April 22, 2010
NEW JERSEY DIVISION OF YOUTH AND FAMILY SERVICES, PLAINTIFF-RESPONDENT,
C.R. AND N.J.C., DEFENDANTS-APPELLANTS.
IN THE MATTER OF THE GUARDIANSHIP OF K.W.R., A MINOR.
On appeal from the Superior Court of New Jersey, Chancery Division, Family Part, Essex County, Docket No. FG-07-49-09.
NOT FOR PUBLICATION WITHOUT THE APPROVAL OF THE APPELLATE DIVISION
Submitted April 12, 2010
Before Judges Alvarez and Coburn.
In this consolidated appeal, the natural parents of K.W.R., a minor, seek reversal of the order of June 23, 2009, terminating their parental rights. After carefully considering the briefs and record, we are satisfied that the "judgment of [the] trial court is based on findings of fact which are adequately supported by evidence," R. 2:11-3(e)(1)(A), and that all of the arguments offered by the defendants "are without sufficient merit to warrant discussion in a written opinion."
R. 2:11-3(e)(1)(E). Nevertheless, we add the following comments.
The trial court found that both parents are plagued by longstanding and extensive use of controlled dangerous substances, which was confirmed by their conduct and admissions, as well as the drug testing ordered by DYFS. In addition, K.W.R.'s mother, N.J.C., has frequently inflicted physical harm to K.W.R. by beating him with her hand and with a belt. The expert testimony indicated that N.J.C. tended to minimize the impact of the physical discipline. C.R. has a serious history of alcohol abuse and "has been [utterly] inconsistent in taking on a significant parenting role in his child's life." Consequently, the first prong of N.J.S.A. 30:4C-15.1 was clearly satisfied.

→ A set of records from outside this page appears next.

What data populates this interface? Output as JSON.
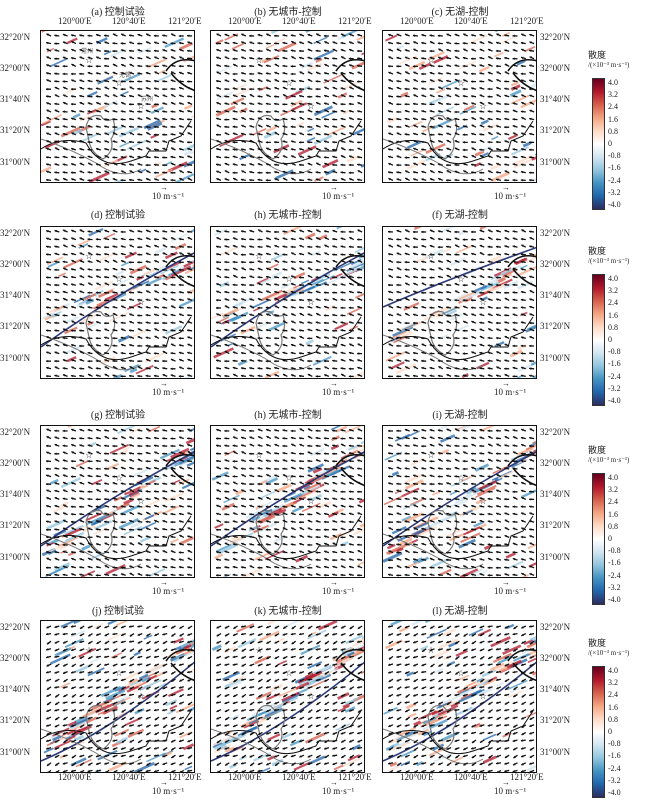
{
  "panels": [
    {
      "label": "(a) 控制试验"
    },
    {
      "label": "(b) 无城市-控制"
    },
    {
      "label": "(c) 无湖-控制"
    },
    {
      "label": "(d) 控制试验"
    },
    {
      "label": "(h) 无城市-控制"
    },
    {
      "label": "(f) 无湖-控制"
    },
    {
      "label": "(g) 控制试验"
    },
    {
      "label": "(h) 无城市-控制"
    },
    {
      "label": "(i) 无湖-控制"
    },
    {
      "label": "(j) 控制试验"
    },
    {
      "label": "(k) 无城市-控制"
    },
    {
      "label": "(l) 无湖-控制"
    }
  ],
  "lon_ticks": [
    "120°00′E",
    "120°40′E",
    "121°20′E"
  ],
  "lat_ticks": [
    "32°20′N",
    "32°00′N",
    "31°40′N",
    "31°20′N",
    "31°00′N"
  ],
  "reference_vector": "10 m·s⁻¹",
  "cities": [
    "常州",
    "无锡",
    "苏州"
  ],
  "colorbar": {
    "title": "散度",
    "units": "/(×10⁻³ m·s⁻¹)",
    "ticks": [
      "4.0",
      "3.2",
      "2.4",
      "1.6",
      "0.8",
      "0",
      "-0.8",
      "-1.6",
      "-2.4",
      "-3.2",
      "-4.0"
    ],
    "colors": [
      "#67001f",
      "#b2182b",
      "#d6604d",
      "#f4a582",
      "#fddbc7",
      "#ffffff",
      "#d1e5f0",
      "#92c5de",
      "#4393c3",
      "#2166ac",
      "#2d2d5f"
    ]
  }
}
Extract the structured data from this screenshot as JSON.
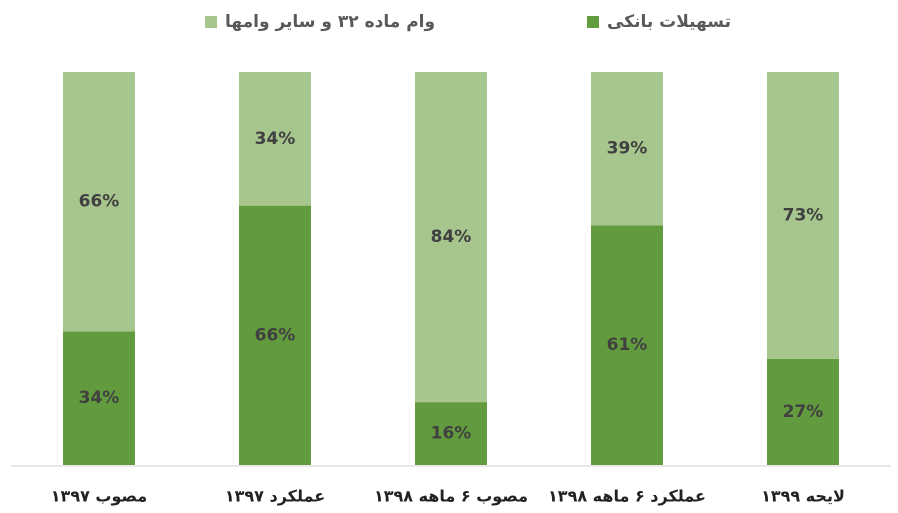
{
  "chart_data": {
    "type": "stacked_bar",
    "categories": [
      "مصوب ۱۳۹۷",
      "عملکرد ۱۳۹۷",
      "مصوب ۶ ماهه ۱۳۹۸",
      "عملکرد ۶ ماهه ۱۳۹۸",
      "لایحه ۱۳۹۹"
    ],
    "series": [
      {
        "name": "تسهیلات بانکی",
        "color": "#629a3e",
        "values": [
          34,
          66,
          16,
          61,
          27
        ],
        "value_labels": [
          "34%",
          "66%",
          "16%",
          "61%",
          "27%"
        ]
      },
      {
        "name": "وام ماده ۳۲ و سایر وامها",
        "color": "#a7c68e",
        "values": [
          66,
          34,
          84,
          39,
          73
        ],
        "value_labels": [
          "66%",
          "34%",
          "84%",
          "39%",
          "73%"
        ]
      }
    ],
    "ylim": [
      0,
      100
    ]
  }
}
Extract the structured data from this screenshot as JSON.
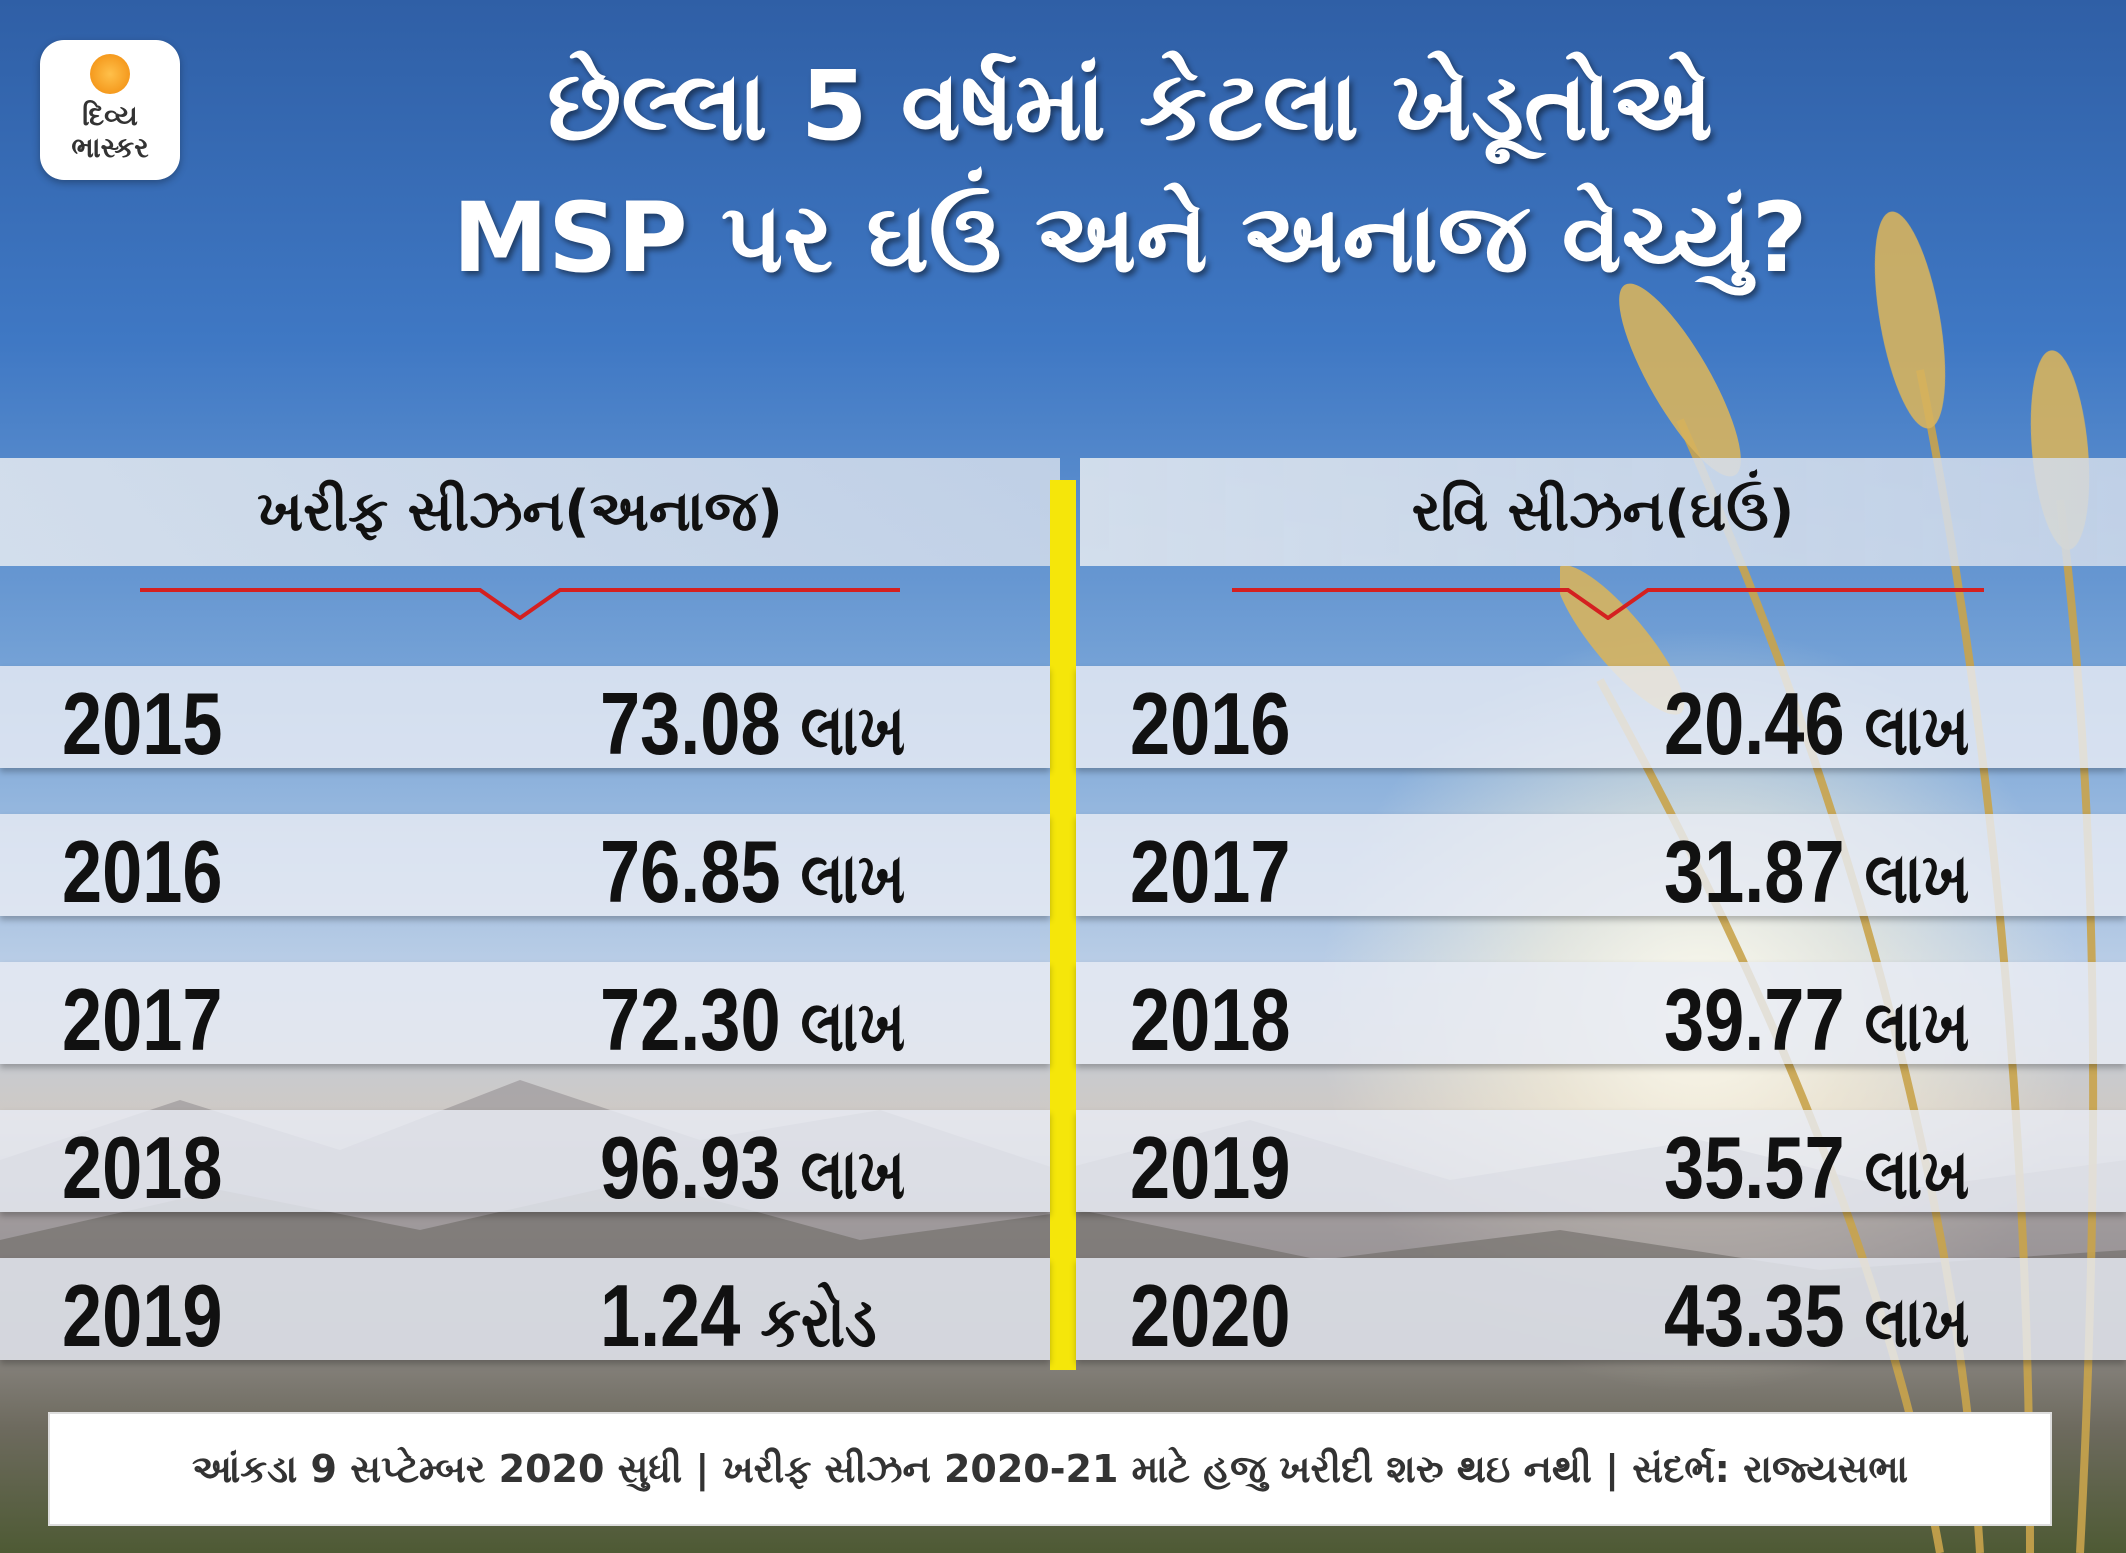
{
  "logo": {
    "text": "દિવ્ય ભાસ્કર"
  },
  "title": {
    "line1": "છેલ્લા 5 વર્ષમાં કેટલા ખેડૂતોએ",
    "line2": "MSP પર ઘઉં અને અનાજ વેચ્યું?"
  },
  "kharif": {
    "header": "ખરીફ સીઝન(અનાજ)",
    "rows": [
      {
        "year": "2015",
        "value": "73.08",
        "unit": "લાખ"
      },
      {
        "year": "2016",
        "value": "76.85",
        "unit": "લાખ"
      },
      {
        "year": "2017",
        "value": "72.30",
        "unit": "લાખ"
      },
      {
        "year": "2018",
        "value": "96.93",
        "unit": "લાખ"
      },
      {
        "year": "2019",
        "value": "1.24",
        "unit": "કરોડ"
      }
    ]
  },
  "rabi": {
    "header": "રવિ સીઝન(ઘઉં)",
    "rows": [
      {
        "year": "2016",
        "value": "20.46",
        "unit": "લાખ"
      },
      {
        "year": "2017",
        "value": "31.87",
        "unit": "લાખ"
      },
      {
        "year": "2018",
        "value": "39.77",
        "unit": "લાખ"
      },
      {
        "year": "2019",
        "value": "35.57",
        "unit": "લાખ"
      },
      {
        "year": "2020",
        "value": "43.35",
        "unit": "લાખ"
      }
    ]
  },
  "footer": {
    "text": "આંકડા 9 સપ્ટેમ્બર 2020 સુધી | ખરીફ સીઝન 2020-21 માટે હજુ ખરીદી શરુ થઇ નથી | સંદર્ભ: રાજ્યસભા"
  },
  "colors": {
    "divider": "#f5e60a",
    "accent_line": "#d42020",
    "sky_top": "#2f5fa6"
  }
}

With respect to the statute's second prong, the trial court emphasized the unwillingness and inability of both parents to address their addictions and their failure to visit K.W.R. regularly since his placement with his maternal aunt, E.J.C. Those conclusions are more than adequately supported by clear and convincing evidence.
With respect to the third prong of the statute, the trial court noted the numerous services offered to the parents by DYFS, including "visitation, parenting skills classes, counseling, therapy, psycho-educational services[s], substance abuse evaluation and treatment programs, aftercare programs, drug screens [and] psychological and bonding evaluations." None of these advanced the ability of these parents to care for K.W.R.
With respect to the statute's fourth and final prong, the judge credited the expert testimony indicating that K.W.R. would suffer little harm by permanent separation from his parents. The experts also testified that K.W.R. would suffer great harm if taken from his aunt E.J.C., whom he viewed as his "psychological parent, his secure attachment figure, someone he can turn to and will be there for him to address and meet his needs." Consequently, we cannot say the judge erred in finding that the best interests of K.W.R. would be served by his adoption by E.J.C.
In reaching our conclusion, we note that we are obliged to accord particular deference to the findings of Family Part judges in matters of this kind. Cesare v. Cesare, 154 N.J. 394, 412 (1998). Here there is no question but that the judgment is "supported by adequate, substantial, credible evidence" in the record as a whole. Id. at 411-12.
N.J.C. also argues that the judge erred in failing to consider kinship legal guardianship, but that is an option where "'adoption of the child is neither feasible nor likely.'" N.J. Div. of Youth & Family Servs. v. P.P., 180 N.J. 494, 509 (2004) (quoting N.J.S.A. 30:4C-15.3). We note that E.J.C., who has steady, full-time employment and no other dependents, has clearly expressed her desire to adopt K.W.R.
N.J.C. also claims that N.J.S.A. 3B:12A-6 is preempted by federal law; namely, 42 U.S.C.A. 673(d). This argument is without sufficient merit to warrant discussion. R. 2:11-3(e)(1)(E).